Now, these events have come under new scrutiny. A former PKK member and later JITEM informant, Abdulkadir Aygan, has been quoted in the Turkish press as saying that Kirca had personally killed several people. After the arrest of Gen Ersoz, relatives of a Kurdish politician who disappeared in 2001 asked the state prosecutor in the city of Silopi to reopen an investigation against the former general, who was on duty in the region then.

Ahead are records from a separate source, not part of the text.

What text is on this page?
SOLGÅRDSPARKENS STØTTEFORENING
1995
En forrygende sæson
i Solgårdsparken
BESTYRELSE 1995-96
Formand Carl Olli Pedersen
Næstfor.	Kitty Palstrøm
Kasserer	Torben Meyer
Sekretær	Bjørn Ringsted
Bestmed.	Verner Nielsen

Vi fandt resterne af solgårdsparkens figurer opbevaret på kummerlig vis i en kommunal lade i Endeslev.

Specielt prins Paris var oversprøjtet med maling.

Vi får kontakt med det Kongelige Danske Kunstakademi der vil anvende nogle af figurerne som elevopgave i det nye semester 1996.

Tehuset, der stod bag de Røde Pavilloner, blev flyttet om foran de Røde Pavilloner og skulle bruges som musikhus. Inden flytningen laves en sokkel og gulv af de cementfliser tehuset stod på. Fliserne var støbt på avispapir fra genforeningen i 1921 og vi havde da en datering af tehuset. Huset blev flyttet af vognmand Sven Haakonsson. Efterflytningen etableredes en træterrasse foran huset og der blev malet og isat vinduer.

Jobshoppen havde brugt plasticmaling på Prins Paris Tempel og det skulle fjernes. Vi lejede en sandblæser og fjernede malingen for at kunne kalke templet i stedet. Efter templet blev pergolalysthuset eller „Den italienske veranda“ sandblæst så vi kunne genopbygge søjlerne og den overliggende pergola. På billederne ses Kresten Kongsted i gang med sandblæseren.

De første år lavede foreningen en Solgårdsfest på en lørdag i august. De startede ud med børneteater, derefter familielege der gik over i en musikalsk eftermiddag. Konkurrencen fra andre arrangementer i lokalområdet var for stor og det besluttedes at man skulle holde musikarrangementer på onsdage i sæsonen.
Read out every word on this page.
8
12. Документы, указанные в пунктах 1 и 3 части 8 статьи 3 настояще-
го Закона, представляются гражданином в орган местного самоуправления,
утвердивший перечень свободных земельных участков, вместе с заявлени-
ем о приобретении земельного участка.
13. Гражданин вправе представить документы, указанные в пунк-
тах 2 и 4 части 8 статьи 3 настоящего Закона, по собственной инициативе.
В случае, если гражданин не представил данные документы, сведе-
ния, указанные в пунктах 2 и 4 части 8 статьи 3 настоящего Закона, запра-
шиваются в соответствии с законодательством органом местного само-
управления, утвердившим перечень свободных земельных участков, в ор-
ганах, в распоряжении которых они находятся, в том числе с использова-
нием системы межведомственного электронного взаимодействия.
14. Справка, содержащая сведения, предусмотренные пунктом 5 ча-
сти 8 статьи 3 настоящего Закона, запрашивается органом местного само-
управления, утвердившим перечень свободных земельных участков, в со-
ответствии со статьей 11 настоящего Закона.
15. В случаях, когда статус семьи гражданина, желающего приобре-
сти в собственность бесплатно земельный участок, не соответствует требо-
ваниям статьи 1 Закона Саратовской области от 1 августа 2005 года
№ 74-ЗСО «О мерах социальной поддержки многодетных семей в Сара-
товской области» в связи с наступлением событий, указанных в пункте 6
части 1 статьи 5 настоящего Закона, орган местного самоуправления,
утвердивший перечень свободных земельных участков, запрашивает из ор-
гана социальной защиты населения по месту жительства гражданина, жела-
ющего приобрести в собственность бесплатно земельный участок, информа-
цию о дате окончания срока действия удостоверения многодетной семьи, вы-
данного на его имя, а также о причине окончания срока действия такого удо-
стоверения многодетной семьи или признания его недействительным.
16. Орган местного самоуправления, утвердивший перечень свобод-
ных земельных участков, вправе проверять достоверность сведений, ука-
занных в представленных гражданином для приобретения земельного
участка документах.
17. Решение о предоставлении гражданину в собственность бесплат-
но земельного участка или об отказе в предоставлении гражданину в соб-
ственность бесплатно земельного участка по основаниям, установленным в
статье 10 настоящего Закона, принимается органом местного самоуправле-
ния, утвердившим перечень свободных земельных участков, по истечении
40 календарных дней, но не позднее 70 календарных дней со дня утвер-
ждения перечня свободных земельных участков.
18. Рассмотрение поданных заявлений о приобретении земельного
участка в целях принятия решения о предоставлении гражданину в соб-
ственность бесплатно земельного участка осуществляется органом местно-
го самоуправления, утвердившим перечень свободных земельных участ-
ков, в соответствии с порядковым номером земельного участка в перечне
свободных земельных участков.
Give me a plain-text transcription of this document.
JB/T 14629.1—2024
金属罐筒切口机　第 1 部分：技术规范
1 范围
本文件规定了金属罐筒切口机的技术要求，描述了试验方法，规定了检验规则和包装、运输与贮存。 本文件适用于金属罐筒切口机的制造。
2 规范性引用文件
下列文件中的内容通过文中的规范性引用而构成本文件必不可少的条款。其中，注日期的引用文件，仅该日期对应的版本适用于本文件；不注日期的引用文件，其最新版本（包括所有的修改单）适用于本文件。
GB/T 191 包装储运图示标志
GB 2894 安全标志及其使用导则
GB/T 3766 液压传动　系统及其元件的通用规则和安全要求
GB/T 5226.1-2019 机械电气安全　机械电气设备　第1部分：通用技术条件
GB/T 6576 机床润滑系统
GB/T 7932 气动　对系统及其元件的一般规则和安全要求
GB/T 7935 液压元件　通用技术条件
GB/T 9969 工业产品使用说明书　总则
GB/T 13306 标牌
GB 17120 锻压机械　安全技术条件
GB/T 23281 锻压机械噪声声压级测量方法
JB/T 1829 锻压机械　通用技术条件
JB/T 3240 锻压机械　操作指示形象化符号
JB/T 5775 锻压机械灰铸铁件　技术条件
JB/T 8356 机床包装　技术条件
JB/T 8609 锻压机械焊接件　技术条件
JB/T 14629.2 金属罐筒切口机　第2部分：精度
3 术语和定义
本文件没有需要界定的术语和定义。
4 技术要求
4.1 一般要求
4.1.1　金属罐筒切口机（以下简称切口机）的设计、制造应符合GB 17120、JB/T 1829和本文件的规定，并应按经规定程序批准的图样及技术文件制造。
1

Serdar Tanis and Ebubekir Deniz, local officials of the People’s Party for Democracy, or HADEP, the main Kurdish party at the time, were called to the office of the Gendarmerie in Silopi in 2001. They never came back. As Gen Ersoz was chief of the Gendarmerie in Silopi, the families of the two men think he knows something about their fate. "My mother just wants one thing," Mr Tanis’s brother Yakup told the Sabah newspaper. "She wants to know what happened to her son. If they have been killed, they should tell us where they buried them."
State prosecutors in Silopi said last month they want to investigate reports that victims of extrajudicial killings were thrown into wells near the border to Iraq. The Evrensel newspaper reported yesterday that the relatives of 47 people who went missing after their arrests had handed in petitions to the Silopi Bar Association in order to have the wells opened.
The fact that people with suspected links to the dark days of the PKK war have been arrested in the Ergenekon case has revitalised efforts to solve the murders. Gen Ersoz is not the only example. One of the main defendants in the Ergenekon case, former general Veli Kucuk, reportedly was the founder of JITEM. Ibrahim Sahin, a former head of a special police unit who was convicted for his involvement in a 1990s scandal revolving around extrajudicial killings, is also in custody after his recent arrest as suspect in the Ergenekon plot.
The Party for a Democratic Society, or DTP, Turkey’s current Kurdish party, has called on prosecutors in the Ergenekon case to look at the illegal killings in the Kurdish region. Selahattin Demirtas, a leading DTP deputy in Turkey’s parliament, said during a press conference last week that the bodies of more than 200 victims of the killings were buried in the municipal cemetery in Silopi.
"If you want to know what Ergenekon is, what the deep state is, you have to clear up those events," Mr Demirtas said.
Mr Tanrikulu agreed that the Ergenekon case is likely to have consequences for investigations in the south-east. "You cannot deal with the whole past in one trial alone, but it will be a start."
If the Ergenekon trial, which started in Istanbul last autumn, results in the conviction of the suspected plotters, "that will show the way" for investigations in the Kurdish region, he said.